The Chinese government did not spare the Uyghur community even in the time of pandemic. The citizens who were detained at the so called ‘re-education’ camps were forced to give their organs as the administration decided to kill them on demand to cater to the needs of the mainland China. According to reports, members of the Uyghur Community were sent to Chinese manufacturing powerhouses located in Hunan, Jiangsu, Jiangzi and Zhejiang with an intention to keep the factories running despite a stringent lockdown in the entire mainland.

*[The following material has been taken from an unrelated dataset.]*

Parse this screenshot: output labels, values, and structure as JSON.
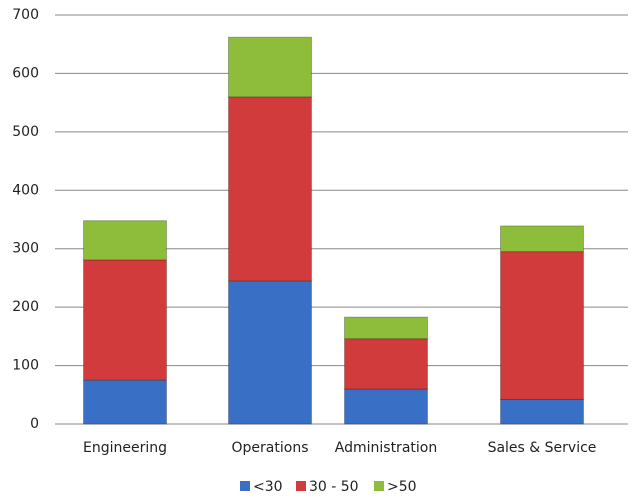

On 22nd February, 2020 when Corona virus cases were at its peak in China, it was observed that more than 400 Uyghur youth[6] were moved to the provinces of Jiangxi, Zhejiang and Hunan, that were already at a very high risk amidst this pandemic.

This religious and cultural genocide has definitely led to a gross violation of human rights of the Uyghur community. There is a dire need of three-pronged action, this includes a collective action by the U.N., individual states’ response and finally, the action of the international community beyond U.N. In this regard, U.S.A. has already imposed sanctions and blacklisted 28 Chinese organisations for the purchase and import of goods. Wilbur Ross who is the Secretary of department of Commerce has said on its website “the US Government and Department of Commerce cannot and will not tolerate the brutal suppression of ethnic minorities within China.” But various countries have failed to criticize such steps by the Chinese administration on account of their economic relations. In this context, around 37 Asian, Latin American, African, Middle-Eastern countries, in a joint statement, have applauded their efforts to ensure human rights. These issues would remain unaddressed till the time there would be a stern action by the collective efforts of the international community. There would be a conflict of interest in ensuring the territorial sovereignty and upholding the human rights of such communities. But at the same time, U.N. cannot act submissively in view of China’s economic retaliation and would have take stern measures regarding the same.